Un año después del desbastador incendio forestal que afectó el Páramo de Berlín, ubicado en la vereda Ucatá de Tona, Santander, la naturaleza ha demostrado la capacidad de recuperarse. El equipo de biólogos de la Corporación Autónoma Regional de Bucaramanga-CDMB ha estado monitoreando la zona y ha encontrado resultados sumamente esperanzadores.
Luego de varios recorridos por la zona, los expertos de la CDMB establecieron parcelas de monitoreo para evaluar la recuperación de las especies vegetales. Cada tres meses realizan un seguimiento a cada una de las parcelas, tomando medidas de atura total, circunstancia, número de rosetas y floración de los frailejones.

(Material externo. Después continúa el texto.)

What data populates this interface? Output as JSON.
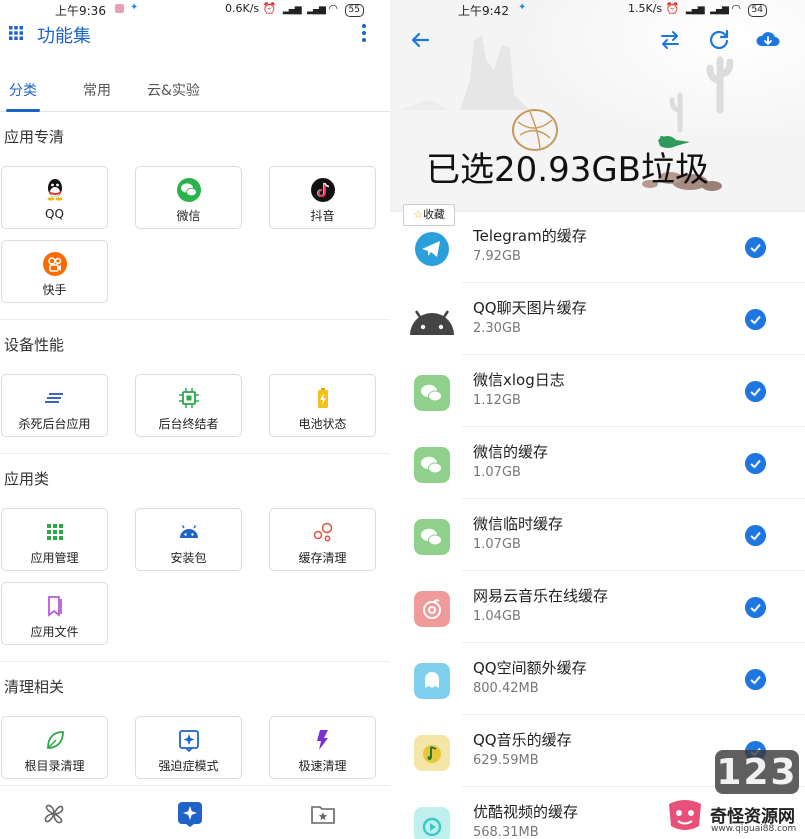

Los resultados han sido sorprendentes, mostrando una excelente recuperación de la cobertura vegetal. Los expertos de la autoridad ambiental han destacado que “el verde es definitivamente el color de la esperanza”.
La CDMB sigue evaluando la recuperación del suelo y trabaja en conjunto con el Acueducto Metropolitano de Bucaramanga-AMB para continuar la fase de investigación fisiológica y ecológica del fuego.
Este proceso de recuperación en un ejemplo de la resiliencia de la naturaleza y nos enseña que, incluso después de la adversidad, es posible renacer y recuperarse. La CDMB y otras entidades seguirán trabajando para proteger y conservar el ecosistema único y frágil.